9. a friend’s sweetness more than inward counsel. The Hebrew is somewhat cryptic, or perhaps merely elliptical. “Sweetness” might be an ellipsis for “sweet counsel.” The phrase rendered as “inward counsel,” or perhaps “one’s own counsel,” is ʿatsat nafesh, which could mean literally “the counsel of the essential self,” “the counsel of the spirit,” or simply “a person’s counsel.”

10. Do not forsake your friend. Fox understands the verb in context to mean “ignore,” although the evidence for that sense of ʿazav elsewhere is scant.

nor enter your brother’s house. The implication is that a true friend is a better resource in life than a brother.

Better a close neighbor / than a distant brother. Despite the verse breaks, this is obviously a separate proverb, bracketed editorially with the previous one because of the comparison of friend and brother.

12. The shrewd man. This proverb duplicates 22:3.

13. Take his garment. This is still another doublet—of 20:16—with minor changes.

14. Who greets his neighbor in a loud voice. This proverb is an amusing observation on social behavior: when you are barely awake in the morning, the last thing you want is a bellowed—and perhaps ostentatious—greeting from a neighbor.

15. A maddening drip. This proverb is a somewhat different formulation of 19:13.

16. Who conceals her conceals the wind, / and her name is called “right hand.” The Hebrew is unintelligible, as the translation indicates, and even with emendation it is hard to make sense of this verse. The “her” may refer to the nagging wife of the previous verse, in which case the idea is that it is impossible to hide her because she is everywhere. (The verb for the initial “conceals” is plural in the Hebrew but has been emended to a singular to accord with the second “conceals.”) The literal sense of the second verset in the received text is “and the oil of his right hand will call [or will be called],” weshemen yemino yiqraʾ. This has been emended, partly in accordance with the Septuagint, to read weshemah yamin yiqareiʾ. Even so, the meaning is unclear. Perhaps, by a stretch, it could mean, she is thought of as the right hand—that is, powerful—because there is no way to conceal or repress her. Amid all this confusion, Fox interestingly detects a pun: tsafan, “conceal,” suggests tsafon, “north”; and yamin, “right hand,” is an alternate term for “south.”

17. Iron together with iron. This is usually understood to refer to magnetized iron, which clings to iron, and so does a man to his friend. The force of the proverb is in its terrific compactness, which the translation tries to preserve.

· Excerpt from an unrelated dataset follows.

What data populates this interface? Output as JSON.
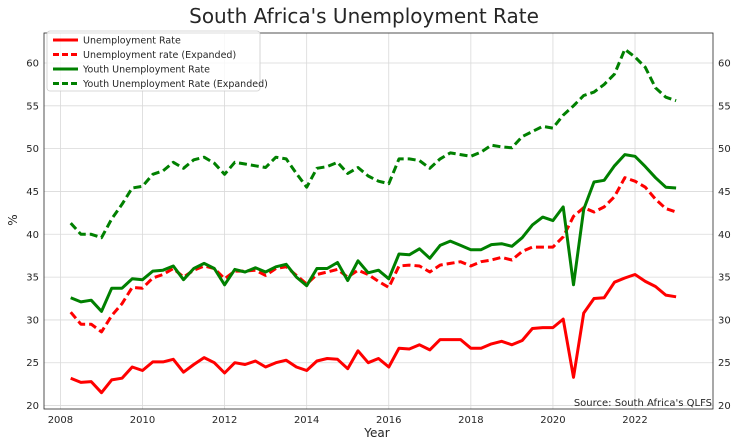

19. Like water face to face. Again, the translation reproduces the strong compactness of the original. The reference is obviously to someone seeing his own reflection in water. But water is unstable and therefore an undependable or distorting mirror, unlike an actual mirror of polished bronze (there were no glass mirrors in this era). Thus one man’s heart provides a tricky or deceptive image of what is in the heart of another.

21. a man according to his praise. A man’s reputation tests him, burns out the dross, as a smelter tries silver or gold.

23. You must surely know the look of your flock. These words begin a multiline proverb on the virtues of responsible pastoralism that runs to the end of verse 27.

24. wealth. In a pastoral economy, wealth would be measured chiefly in flocks.

a crown. This term represents an intensification of the initial verset: not only is wealth transient, but even a crown (and the power and possessions that go with it) is not forever.

for time to come. Literally, “for generation after generation.”

25. The grass is gone, new grass appears. The grass, of course, is vital for feeding the flocks, and so it is important that there is a new growth each year.

26. he-goats, the price of a field. Fox’s explanation seems plausible: you can always sell off some of your goats to purchase more fields to pasture the rest.

27. goat’s milk. The word for goat means “she-goat” and is entirely different from the masculine term used in the previous verse.

viands. The literal sense is “life.” The usage may reflect an etymology analogous to “viands”—that which you live on.